The observation that low- and high-frequency smokers all worked more for nicotine-containing cigarettes than de-nicotinized ones adds to a literature that has been surprisingly equivocal. Although smokers consistently prefer nicotine-containing cigarettes when given a choice (Barrett, 2010; Shahan et al, 1999), de-nicotinized cigarettes mimic the sensory properties of smoking (Donny and Jones, 2009), reduce smoking urges, elicit positive emotional states (Barrett, 2010), and have been reported to maintain similar rates of self-administration as nicotine-containing cigarettes, as measured with a PR breakpoint task (Donny et al, 2007; Rusted et al, 1998; Shahan et al, 1999). The discrepancy between the results obtained in the present study and those reported previously is likely due to methodological differences. First, in those studies, smokers were minimally deprived of nicotine (less than 1 h) (Rusted et al, 1998; Shahan et al, 1999), likely dampening their motivation to work for nicotine-containing puffs. In the present study, all smokers were nicotine abstinent for at least 12 h. Second, in the previous studies the nicotine-containing and de-nicotinized cigarettes were self-administered by separate groups of subjects, making conclusions about relative reinforcing efficacy difficult because individual subjects were not given a choice between the two cigarette types. Preference in a choice situation is generally a more sensitive measure of differences in reinforcer efficacy (Shahan et al, 1999).

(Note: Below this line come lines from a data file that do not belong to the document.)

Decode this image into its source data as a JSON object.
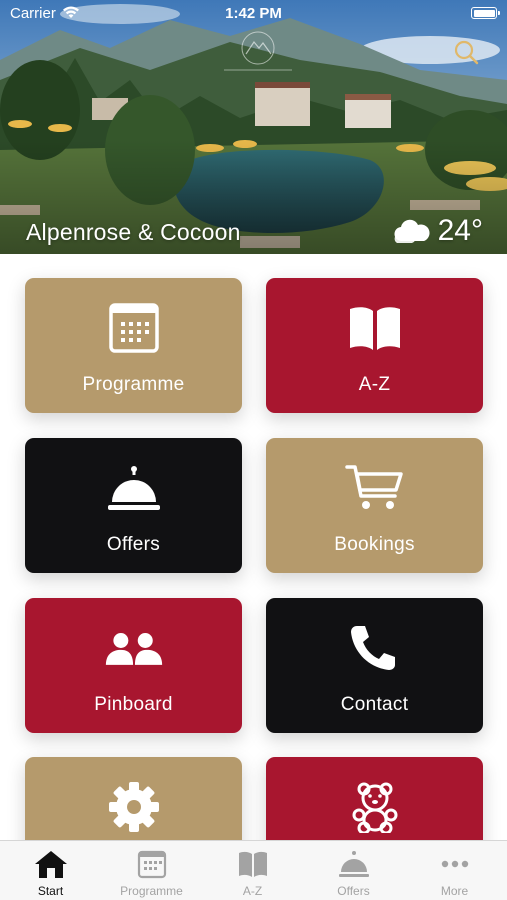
{
  "status_bar": {
    "carrier": "Carrier",
    "time": "1:42 PM"
  },
  "header": {
    "hotel_name": "Alpenrose & Cocoon",
    "weather_icon": "cloud-icon",
    "temperature": "24°",
    "search_icon": "search-icon"
  },
  "tiles": [
    {
      "label": "Programme",
      "icon": "calendar-icon",
      "color": "#b59a6c"
    },
    {
      "label": "A-Z",
      "icon": "book-icon",
      "color": "#a8162f"
    },
    {
      "label": "Offers",
      "icon": "service-bell-icon",
      "color": "#111113"
    },
    {
      "label": "Bookings",
      "icon": "cart-icon",
      "color": "#b59a6c"
    },
    {
      "label": "Pinboard",
      "icon": "users-icon",
      "color": "#a8162f"
    },
    {
      "label": "Contact",
      "icon": "phone-icon",
      "color": "#111113"
    },
    {
      "label": "",
      "icon": "gear-icon",
      "color": "#b59a6c"
    },
    {
      "label": "",
      "icon": "teddy-bear-icon",
      "color": "#a8162f"
    }
  ],
  "tabbar": {
    "active": "Start",
    "items": [
      {
        "label": "Start",
        "icon": "home-icon"
      },
      {
        "label": "Programme",
        "icon": "calendar-icon"
      },
      {
        "label": "A-Z",
        "icon": "book-icon"
      },
      {
        "label": "Offers",
        "icon": "service-bell-icon"
      },
      {
        "label": "More",
        "icon": "more-dots-icon"
      }
    ]
  }
}
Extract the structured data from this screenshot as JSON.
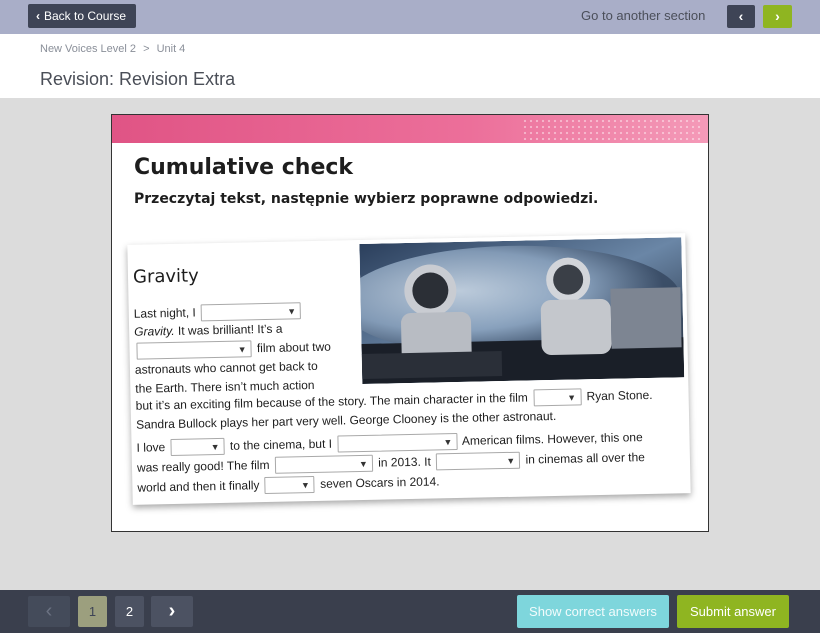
{
  "topbar": {
    "back_label": "Back to Course",
    "goto_label": "Go to another section"
  },
  "header": {
    "breadcrumbs": [
      "New Voices Level 2",
      ">",
      "Unit 4"
    ],
    "title": "Revision: Revision Extra"
  },
  "activity": {
    "title": "Cumulative check",
    "instruction": "Przeczytaj tekst, następnie wybierz poprawne odpowiedzi.",
    "article_title": "Gravity",
    "lines": [
      "Last night, I",
      "Gravity.",
      "It was brilliant! It’s a",
      "film about two",
      "astronauts who cannot get back to",
      "the Earth. There isn’t much action",
      "but it’s an exciting film because of the story. The main character in the film",
      "Ryan Stone.",
      "Sandra Bullock plays her part very well. George Clooney is the other astronaut.",
      "I love",
      "to the cinema, but I",
      "American films. However, this one",
      "was really good! The film",
      "in 2013. It",
      "in cinemas all over the",
      "world and then it finally",
      "seven Oscars in 2014."
    ]
  },
  "footer": {
    "pages": [
      "1",
      "2"
    ],
    "current_page": "1",
    "show_answers_label": "Show correct answers",
    "submit_label": "Submit answer"
  },
  "colors": {
    "topbar": "#a9aec8",
    "dark_button": "#3e4456",
    "green": "#8fb521",
    "pink": "#e05485",
    "teal": "#7ed6dc",
    "footer": "#3a3f4d"
  }
}
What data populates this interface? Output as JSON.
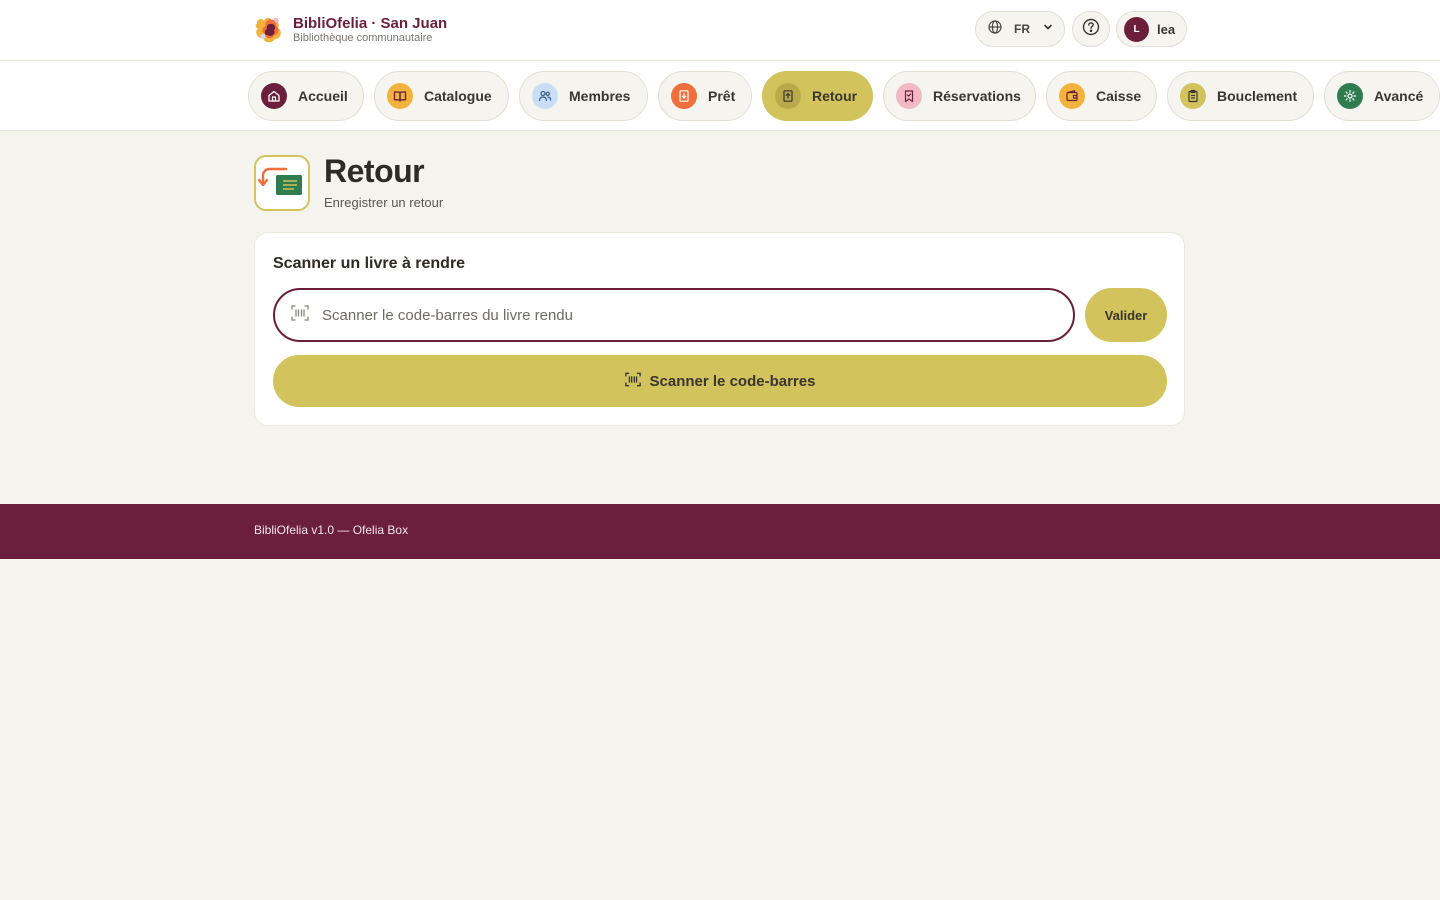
{
  "brand": {
    "title": "BibliOfelia · San Juan",
    "subtitle": "Bibliothèque communautaire"
  },
  "header": {
    "language": "FR",
    "user_initial": "L",
    "user_name": "lea"
  },
  "nav": {
    "items": [
      {
        "label": "Accueil",
        "icon": "home-icon",
        "color": "#6b1f3a"
      },
      {
        "label": "Catalogue",
        "icon": "book-open-icon",
        "color": "#f2b33d"
      },
      {
        "label": "Membres",
        "icon": "users-icon",
        "color": "#c9def5"
      },
      {
        "label": "Prêt",
        "icon": "loan-book-icon",
        "color": "#ee6f3a"
      },
      {
        "label": "Retour",
        "icon": "return-book-icon",
        "color": "#b8a94a",
        "active": true
      },
      {
        "label": "Réservations",
        "icon": "bookmark-icon",
        "color": "#f3b9c2"
      },
      {
        "label": "Caisse",
        "icon": "wallet-icon",
        "color": "#f2b33d"
      },
      {
        "label": "Bouclement",
        "icon": "clipboard-icon",
        "color": "#d2c35c"
      },
      {
        "label": "Avancé",
        "icon": "gear-icon",
        "color": "#2f7d4f"
      }
    ]
  },
  "page": {
    "title": "Retour",
    "subtitle": "Enregistrer un retour"
  },
  "card": {
    "title": "Scanner un livre à rendre",
    "input_placeholder": "Scanner le code-barres du livre rendu",
    "input_value": "",
    "validate_label": "Valider",
    "scan_label": "Scanner le code-barres"
  },
  "footer": {
    "text": "BibliOfelia v1.0 — Ofelia Box"
  },
  "colors": {
    "brand": "#6b1f3a",
    "accent": "#d2c35c",
    "background": "#f4f3ee"
  }
}
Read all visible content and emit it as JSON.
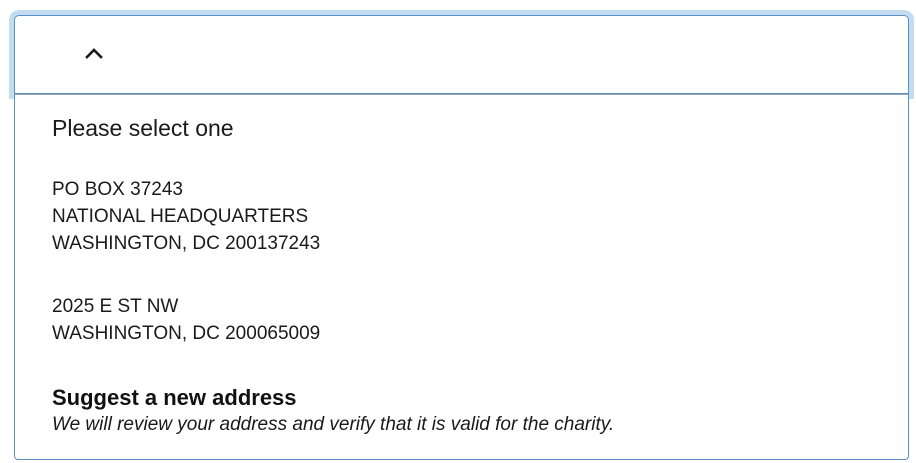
{
  "dropdown": {
    "toggle_icon": "chevron-up-icon",
    "accent_color": "#5b8ec4",
    "focus_ring_color": "#c2dcf2"
  },
  "list": {
    "placeholder": "Please select one",
    "options": [
      {
        "lines": [
          "PO BOX 37243",
          "NATIONAL HEADQUARTERS",
          "WASHINGTON, DC 200137243"
        ]
      },
      {
        "lines": [
          "2025 E ST NW",
          "WASHINGTON, DC 200065009"
        ]
      }
    ],
    "suggest": {
      "title": "Suggest a new address",
      "description": "We will review your address and verify that it is valid for the charity."
    }
  }
}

The results of the present study should be interpreted in light of the following considerations. First, the sample sizes were modest (n=15–16 per group); however, previous studies have demonstrated that 8 to 14 subjects are sufficient to see effects of APTD on PR self-administration breakpoints for alcohol and the ability to preferentially respond to reward-paired cues (Barrett et al, 2008; Leyton et al, 2007; Leyton et al, 2005). Although we might have missed group differences in the magnitude of this effect, all three groups exhibited a 20–25% decrease in PR breakpoints, and the Group × AA Mixture interaction effects were far from the trend level, α=0.59 and 0.43. Second, in previous studies that tested the effect of decreasing DA transmission on cigarette self-administration in dependent smokers, the effects have been inconsistent, possibly reflecting differences between ad lib self-administration regimens vs PR breakpoints, length of nicotine abstinence, or other methodological differences. Third, we did not measure plasma levels of nicotine or cotinine. This noted, previous studies indicate that low- and high-frequency smokers do not differ in smoking topography, nicotine metabolism, or blood nicotine levels following smoking (Arcavi et al, 1994; Shiffman et al, 1992). In comparison, the primary focus of the present study was whether lowering DA synthesis would alter the motivation to obtain cigarettes. Notably, APTD does not alter the inhalation topography of smoking puffs (Casey et al, 2006). Finally, we recruited smokers aged 18–25 years, university educated, of normal weight, and without significant mental health issues. We selected this population to ensure that the LFSS and HFSS groups would be similar in terms of the number of years smoking and to avoid demographic confounds. Nevertheless, we were able to detect group differences in PR responding and self-reported craving, indicating that the experimental design could capture the targeted differences.

In summary, two main novel findings were obtained in this study. First, APTD diminished the willingness to work for nicotine-containing cigarettes without changing self-reported craving or pleasure. This suggests that the motivation to smoke vs conscious craving and pleasure might be mediated by distinct neurochemical systems, with DA having greater importance for the first. Second, motivation to earn cigarettes remained DA-sensitive across varying levels of addiction as the magnitude of APTD's effect was the same in all three smoking groups. Although smoking might induce long-lasting changes to the DA system, such as tolerance or sensitization, our results suggest that the motivational drive to obtain nicotine-containing cigarettes remains under the transmitter's influence.